Kami Kembali berjalan di jalan berbatu dan kali ini ke Selatan, berniat untuk mengintip Chingeng Tower, selagi Jiwoo menjelaskan pada Minsu dan Youngmin tentang mekanisme lubang asrama kami, yang ditanggapi dengan meriah oleh Youngjae dan Seunghoon. Di jalan ini, kami melewati room 211 yang berlantai dua, dan kami berjalan semakin mendekat ke Chingeng Tower.
“Kalian… bukan anak Chingeng, kan? Kalian tersesat? Kelas satu?”
Langkah kami terhenti oleh seseorang yang baru saja keluar dari Chingeng Tower, seorang anak laki-laki yang sepertinya dari Tingkat atas karena yang jelas dia lebih tinggi dari kami semua. Anak laki-laki ini tampan… sepertinya aku pernah melihatnya… oh, dia yang bertanya pada Profesor Yoo sebelum kami naik ke Alicorn kemarin!
“Tidak, hyung, kami hanya jalan-jalan, kami tidak tersesat,” jawab Seunghoon, “kami dari Chaeksong dan Gongjong. Kelas satu.”
Si anak laki-laki tersenyum ramah, “ah, anak tetangga rupanya. Selamat melihat-lihat, kalau begitu.”
Lalu dia berlalu, entah mau kemana, tapi dia mengambil jalan yang akan melewati asrama kami. Jiwoo tampak terkesiap.
“Kalian tidak tau dia siapa?” tanya Jiwoo, “oh sebentar, mungkin Pornthip, Seunghoon dan Youngmin tidak tau. Tapi kau juga tak tau, Soyoon? Kalian nonton Quidditch kan? Pertandingan local? Dan kau, Youngjae? Kau juga, Minsu? Kau tidak tau dia?”
Aku membelalakkan mataku.
“Tunggu sebentar…”
“An Hyungjoon?” tebak Youngjae yang membuat Minsu juga terkesiap, “astaga, dia An Hyungjoon?”
“Apa? Siapa?

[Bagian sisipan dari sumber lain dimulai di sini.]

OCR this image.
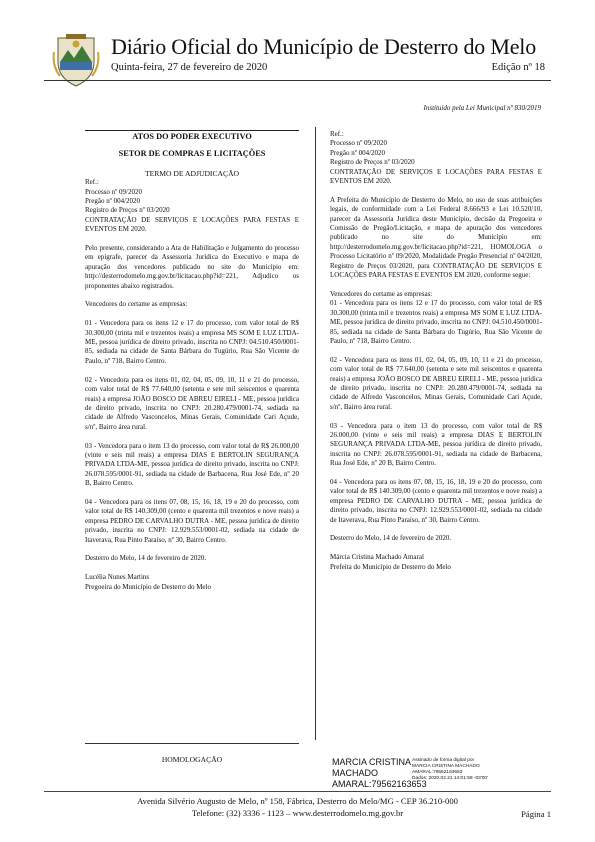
Diário Oficial do Município de Desterro do Melo
Quinta-feira, 27 de fevereiro de 2020	Edição nº 18
Instituído pela Lei Municipal nº 830/2019

ATOS DO PODER EXECUTIVO

SETOR DE COMPRAS E LICITAÇÕES

TERMO DE ADJUDICAÇÃO

Ref.:

Processo nº 09/2020

Pregão nº 004/2020

Registro de Preços nº 03/2020

CONTRATAÇÃO DE SERVIÇOS E LOCAÇÕES PARA FESTAS E EVENTOS EM 2020.

Pelo presente, considerando a Ata de Habilitação e Julgamento do processo em epígrafe, parecer da Assessoria Jurídica do Executivo e mapa de apuração dos vencedores publicado no site do Município em: http://desterrodomelo.mg.gov.br/licitacao.php?id=221, Adjudico os proponentes abaixo registrados.

Vencedores do certame as empresas:

01 - Vencedora para os itens 12 e 17 do processo, com valor total de R$ 30.300,00 (trinta mil e trezentos reais) a empresa MS SOM E LUZ LTDA-ME, pessoa jurídica de direito privado, inscrita no CNPJ: 04.510.450/0001-85, sediada na cidade de Santa Bárbara do Tugúrio, Rua São Vicente de Paulo, nº 718, Bairro Centro.

02 - Vencedora para os itens 01, 02, 04, 05, 09, 10, 11 e 21 do processo, com valor total de R$ 77.640,00 (setenta e sete mil seiscentos e quarenta reais) a empresa JOÃO BOSCO DE ABREU EIRELI - ME, pessoa jurídica de direito privado, inscrita no CNPJ: 20.280.479/0001-74, sediada na cidade de Alfredo Vasconcelos, Minas Gerais, Comunidade Cari Açude, s/nº, Bairro área rural.

03 - Vencedora para o item 13 do processo, com valor total de R$ 26.000,00 (vinte e seis mil reais) a empresa DIAS E BERTOLIN SEGURANÇA PRIVADA LTDA-ME, pessoa jurídica de direito privado, inscrita no CNPJ: 26.078.595/0001-91, sediada na cidade de Barbacena, Rua José Ede, nº 20 B, Bairro Centro.

04 - Vencedora para os itens 07, 08, 15, 16, 18, 19 e 20 do processo, com valor total de R$ 140.309,00 (cento e quarenta mil trezentos e nove reais) a empresa PEDRO DE CARVALHO DUTRA - ME, pessoa jurídica de direito privado, inscrita no CNPJ: 12.929.553/0001-02, sediada na cidade de Itaverava, Rua Pinto Paraíso, nº 30, Bairro Centro.

Desterro do Melo, 14 de fevereiro de 2020.

Lucélia Nunes Martins

Pregoeira do Município de Desterro do Melo

HOMOLOGAÇÃO

Ref.:

Processo nº 09/2020

Pregão nº 004/2020

Registro de Preços nº 03/2020

CONTRATAÇÃO DE SERVIÇOS E LOCAÇÕES PARA FESTAS E EVENTOS EM 2020.

A Prefeita do Município de Desterro do Melo, no uso de suas atribuições legais, de conformidade com a Lei Federal 8.666/93 e Lei 10.520/10, parecer da Assessoria Jurídica deste Município, decisão da Pregoeira e Comissão de Pregão/Licitação, e mapa de apuração dos vencedores publicado no site do Município em: http://desterrodomelo.mg.gov.br/licitacao.php?id=221, HOMOLOGA o Processo Licitatório nº 09/2020, Modalidade Pregão Presencial nº 04/2020, Registro de Preços 03/2020, para CONTRATAÇÃO DE SERVIÇOS E LOCAÇÕES PARA FESTAS E EVENTOS EM 2020, conforme segue:

Vencedores do certame as empresas:

01 - Vencedora para os itens 12 e 17 do processo, com valor total de R$ 30.300,00 (trinta mil e trezentos reais) a empresa MS SOM E LUZ LTDA-ME, pessoa jurídica de direito privado, inscrita no CNPJ: 04.510.450/0001-85, sediada na cidade de Santa Bárbara do Tugúrio, Rua São Vicente de Paulo, nº 718, Bairro Centro.

02 - Vencedora para os itens 01, 02, 04, 05, 09, 10, 11 e 21 do processo, com valor total de R$ 77.640,00 (setenta e sete mil seiscentos e quarenta reais) a empresa JOÃO BOSCO DE ABREU EIRELI - ME, pessoa jurídica de direito privado, inscrita no CNPJ: 20.280.479/0001-74, sediada na cidade de Alfredo Vasconcelos, Minas Gerais, Comunidade Cari Açude, s/nº, Bairro área rural.

03 - Vencedora para o item 13 do processo, com valor total de R$ 26.000,00 (vinte e seis mil reais) a empresa DIAS E BERTOLIN SEGURANÇA PRIVADA LTDA-ME, pessoa jurídica de direito privado, inscrita no CNPJ: 26.078.595/0001-91, sediada na cidade de Barbacena, Rua José Ede, nº 20 B, Bairro Centro.

04 - Vencedora para os itens 07, 08, 15, 16, 18, 19 e 20 do processo, com valor total de R$ 140.309,00 (cento e quarenta mil trezentos e nove reais) a empresa PEDRO DE CARVALHO DUTRA - ME, pessoa jurídica de direito privado, inscrita no CNPJ: 12.929.553/0001-02, sediada na cidade de Itaverava, Rua Pinto Paraíso, nº 30, Bairro Centro.

Desterro do Melo, 14 de fevereiro de 2020.

Márcia Cristina Machado Amaral

Prefeita do Município de Desterro do Melo

MARCIA CRISTINA
MACHADO
AMARAL:79562163653
Assinado de forma digital por
MARCIA CRISTINA MACHADO
AMARAL:79562163653
Dados: 2020.02.21 14:01:59 -03'00'
Avenida Silvério Augusto de Melo, nº 158, Fábrica, Desterro do Melo/MG - CEP 36.210-000
Telefone: (32) 3336 - 1123 – www.desterrodomelo.mg.gov.br	Página 1
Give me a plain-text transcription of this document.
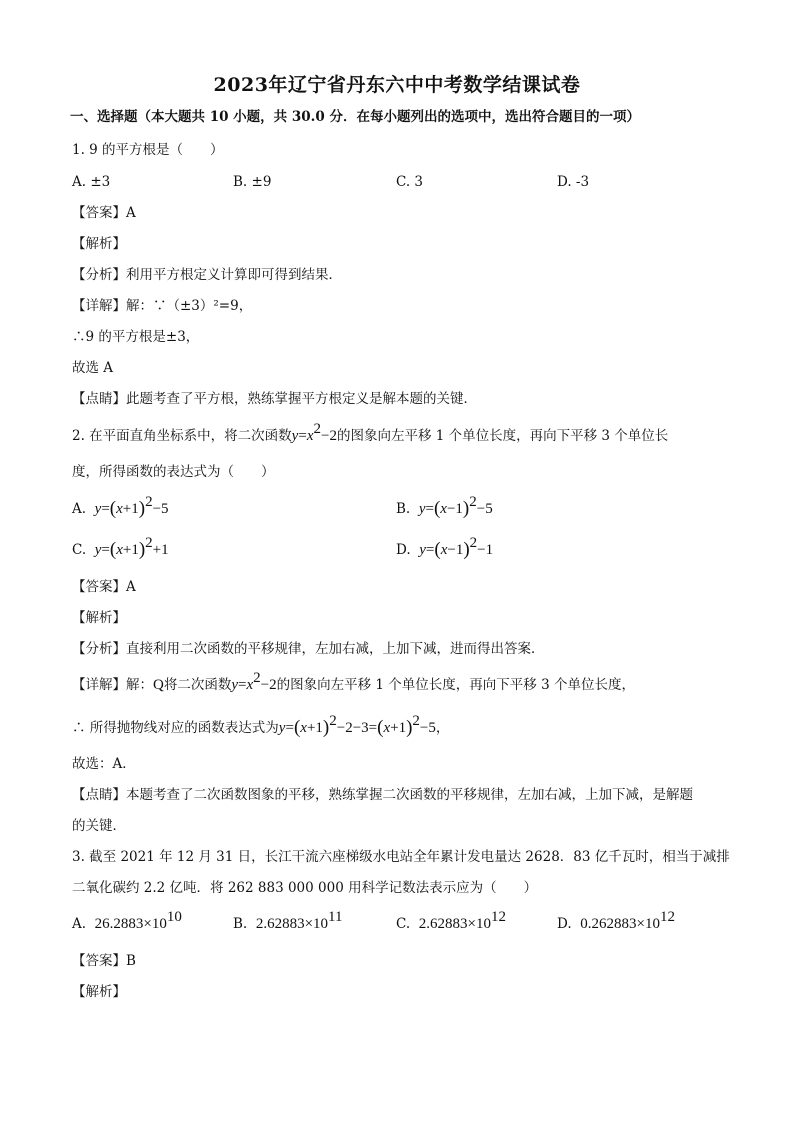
2023年辽宁省丹东六中中考数学结课试卷
一、选择题（本大题共 10 小题，共 30.0 分．在每小题列出的选项中，选出符合题目的一项）
1. 9 的平方根是（　　）
A. ±3	B. ±9	C. 3	D. -3
【答案】A
【解析】
【分析】利用平方根定义计算即可得到结果．
【详解】解：∵（±3）²=9，
∴9 的平方根是±3，
故选 A
【点睛】此题考查了平方根，熟练掌握平方根定义是解本题的关键．
2. 在平面直角坐标系中，将二次函数$y=x^2-2$的图象向左平移 1 个单位长度，再向下平移 3 个单位长
度，所得函数的表达式为（　　）
A. $y=(x+1)^2-5$	B. $y=(x-1)^2-5$
C. $y=(x+1)^2+1$	D. $y=(x-1)^2-1$
【答案】A
【解析】
【分析】直接利用二次函数的平移规律，左加右减，上加下减，进而得出答案．
【详解】解：Q将二次函数$y=x^2-2$的图象向左平移 1 个单位长度，再向下平移 3 个单位长度，
∴ 所得抛物线对应的函数表达式为$y=(x+1)^2-2-3=(x+1)^2-5$，
故选：A．
【点睛】本题考查了二次函数图象的平移，熟练掌握二次函数的平移规律，左加右减，上加下减，是解题
的关键．
3. 截至 2021 年 12 月 31 日，长江干流六座梯级水电站全年累计发电量达 2628．83 亿千瓦时，相当于减排
二氧化碳约 2.2 亿吨．将 262 883 000 000 用科学记数法表示应为（　　）
A. $26.2883\times 10^{10}$	B. $2.62883\times 10^{11}$	C. $2.62883\times 10^{12}$	D. $0.262883\times 10^{12}$
【答案】B
【解析】
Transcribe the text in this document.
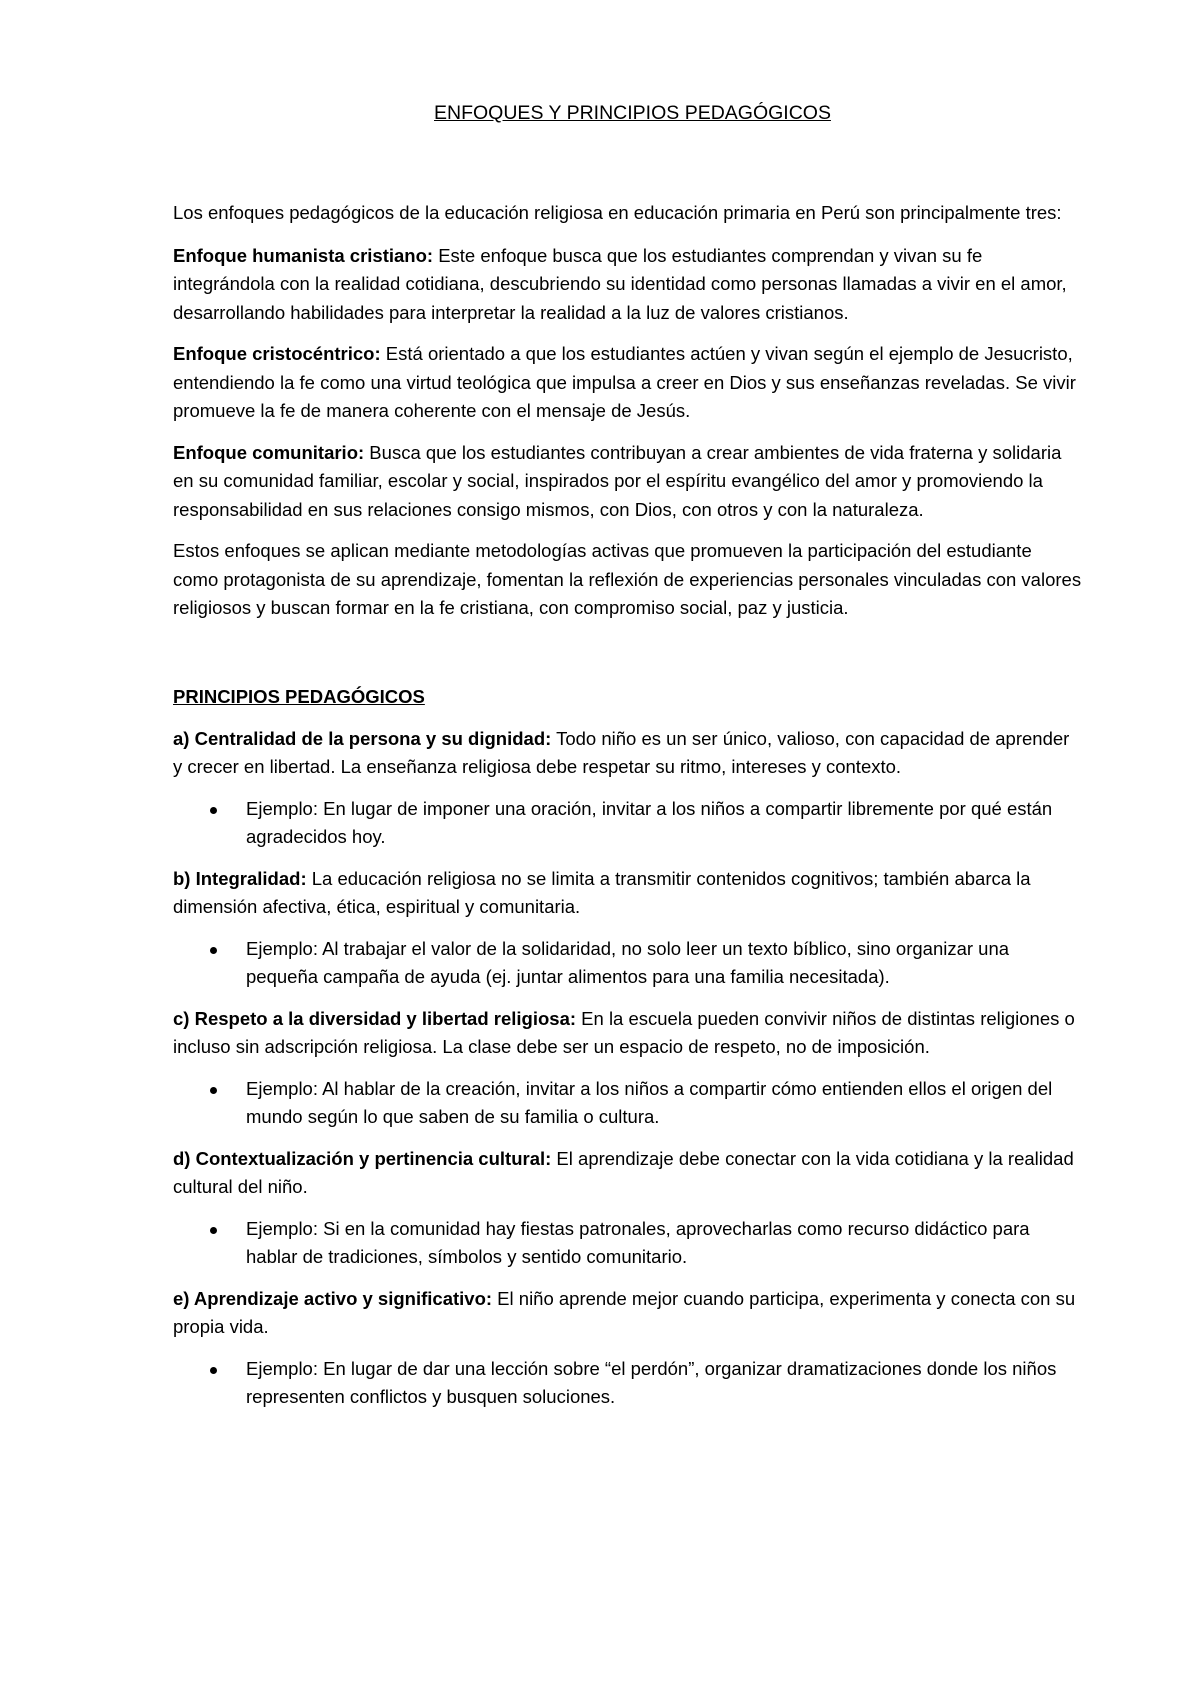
ENFOQUES Y PRINCIPIOS PEDAGÓGICOS

Los enfoques pedagógicos de la educación religiosa en educación primaria en Perú son principalmente tres:

Enfoque humanista cristiano: Este enfoque busca que los estudiantes comprendan y vivan su fe integrándola con la realidad cotidiana, descubriendo su identidad como personas llamadas a vivir en el amor, desarrollando habilidades para interpretar la realidad a la luz de valores cristianos.

Enfoque cristocéntrico: Está orientado a que los estudiantes actúen y vivan según el ejemplo de Jesucristo, entendiendo la fe como una virtud teológica que impulsa a creer en Dios y sus enseñanzas reveladas. Se vivir promueve la fe de manera coherente con el mensaje de Jesús.

Enfoque comunitario: Busca que los estudiantes contribuyan a crear ambientes de vida fraterna y solidaria en su comunidad familiar, escolar y social, inspirados por el espíritu evangélico del amor y promoviendo la responsabilidad en sus relaciones consigo mismos, con Dios, con otros y con la naturaleza.

Estos enfoques se aplican mediante metodologías activas que promueven la participación del estudiante como protagonista de su aprendizaje, fomentan la reflexión de experiencias personales vinculadas con valores religiosos y buscan formar en la fe cristiana, con compromiso social, paz y justicia.

PRINCIPIOS PEDAGÓGICOS

a) Centralidad de la persona y su dignidad: Todo niño es un ser único, valioso, con capacidad de aprender y crecer en libertad. La enseñanza religiosa debe respetar su ritmo, intereses y contexto.

Ejemplo: En lugar de imponer una oración, invitar a los niños a compartir libremente por qué están agradecidos hoy.

b) Integralidad: La educación religiosa no se limita a transmitir contenidos cognitivos; también abarca la dimensión afectiva, ética, espiritual y comunitaria.

Ejemplo: Al trabajar el valor de la solidaridad, no solo leer un texto bíblico, sino organizar una pequeña campaña de ayuda (ej. juntar alimentos para una familia necesitada).

c) Respeto a la diversidad y libertad religiosa: En la escuela pueden convivir niños de distintas religiones o incluso sin adscripción religiosa. La clase debe ser un espacio de respeto, no de imposición.

Ejemplo: Al hablar de la creación, invitar a los niños a compartir cómo entienden ellos el origen del mundo según lo que saben de su familia o cultura.

d) Contextualización y pertinencia cultural: El aprendizaje debe conectar con la vida cotidiana y la realidad cultural del niño.

Ejemplo: Si en la comunidad hay fiestas patronales, aprovecharlas como recurso didáctico para hablar de tradiciones, símbolos y sentido comunitario.

e) Aprendizaje activo y significativo: El niño aprende mejor cuando participa, experimenta y conecta con su propia vida.

Ejemplo: En lugar de dar una lección sobre “el perdón”, organizar dramatizaciones donde los niños representen conflictos y busquen soluciones.
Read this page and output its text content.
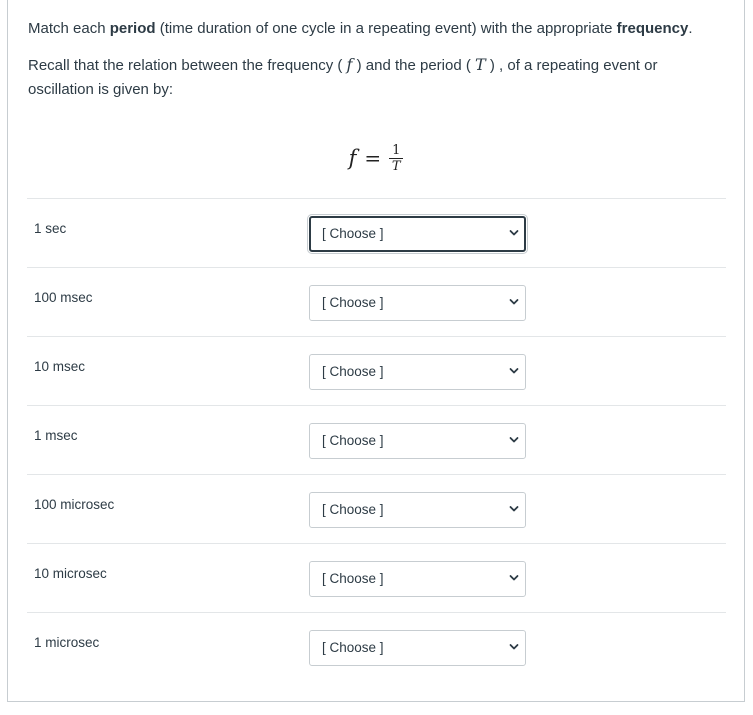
Match each period (time duration of one cycle in a repeating event) with the appropriate frequency.

Recall that the relation between the frequency ( f ) and the period ( T ) , of a repeating event or oscillation is given by:

$f = \frac{1}{T}$
1 sec	[ Choose ]
100 msec	[ Choose ]
10 msec	[ Choose ]
1 msec	[ Choose ]
100 microsec	[ Choose ]
10 microsec	[ Choose ]
1 microsec	[ Choose ]
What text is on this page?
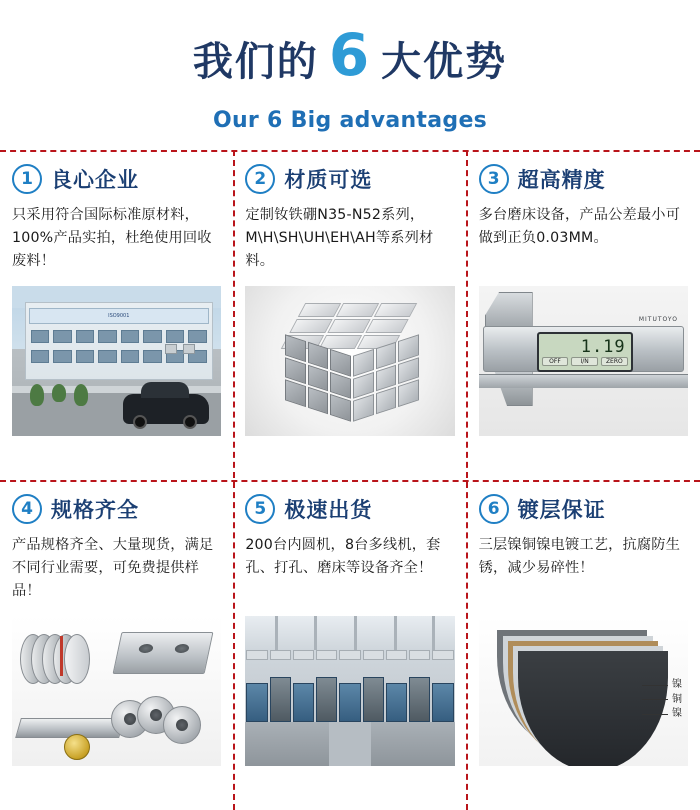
我们的 6 大优势
Our 6 Big advantages
1 良心企业
只采用符合国际标准原材料，100%产品实拍，杜绝使用回收废料！
ISO9001
2 材质可选
定制钕铁硼N35-N52系列，M\H\SH\UH\EH\AH等系列材料。
3 超高精度
多台磨床设备，产品公差最小可做到正负0.03MM。
MITUTOYO
1.19
OFF	I/N	ZERO
4 规格齐全
产品规格齐全、大量现货，满足不同行业需要，可免费提供样品！
5 极速出货
200台内圆机，8台多线机，套孔、打孔、磨床等设备齐全！
6 镀层保证
三层镍铜镍电镀工艺，抗腐防生锈，减少易碎性！
镍
铜
镍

Apa itu Quidditch?” tanya Youngmin yang penasaran lagi.
Memang benar tidak ada Listrik yang dipakai di rumah keluarga penyihir. Tapi di rumah keluargaku yang setengah muggle, kami pakai televisi yang normal untuk menonton siaran muggle, tapi penyihir punya cara unik lain untuk menonton. Kami selalu menonton siaran dari sebuah cermin yang setara dengan televisi ukuran 50 inch versi muggle. Appa harus mengucapkan mantra ini dan itu supaya televisinya menyala dan perlu mantra lagi untuk mengganti saluran televisinya. Kami menonton siaran Quidditch local. Quidditch adalah olahraga penyihir yang popular, mirip dengan basket dan sepakbola tapi kau melakukannya di atas sapu terbang. Nah, ada liga local juga di negara kita dan ada enam belas total klub yang bertanding.
“An Hyungjoon, si Chaser yang secepat kilat, begitu pujian orang-orang. Dia baru saja bergabung ke Chulhoon Club awal tahun ini, tapi sudah lihat dia turun di pertandingan bulan kemarin? Dia hebat sekali kan?” ujar Minsu Panjang.
“Katanya dia pemain termuda di club. Dan dia tampan sekali,” puji Jiwoo.
“Tidak ada yang mau menjelaskan pada kami apa itu Quidditch?” tanya Seunghoon tidak sabar.
Selagi kami berjalan Kembali ke main hall, Youngjae dengan seru menjelaskan pada Seunghoon dan Pornthip tentang Quidditch. Kami harus berpisah dengan Youngmin dan Minsu karena mereka akan mulai tur dari depan Gongjong Hall, tapi kami berjanji akan bertemu lagi besok sesudah makan siang dan baru akan merencanakan kegiatan kami nantinya.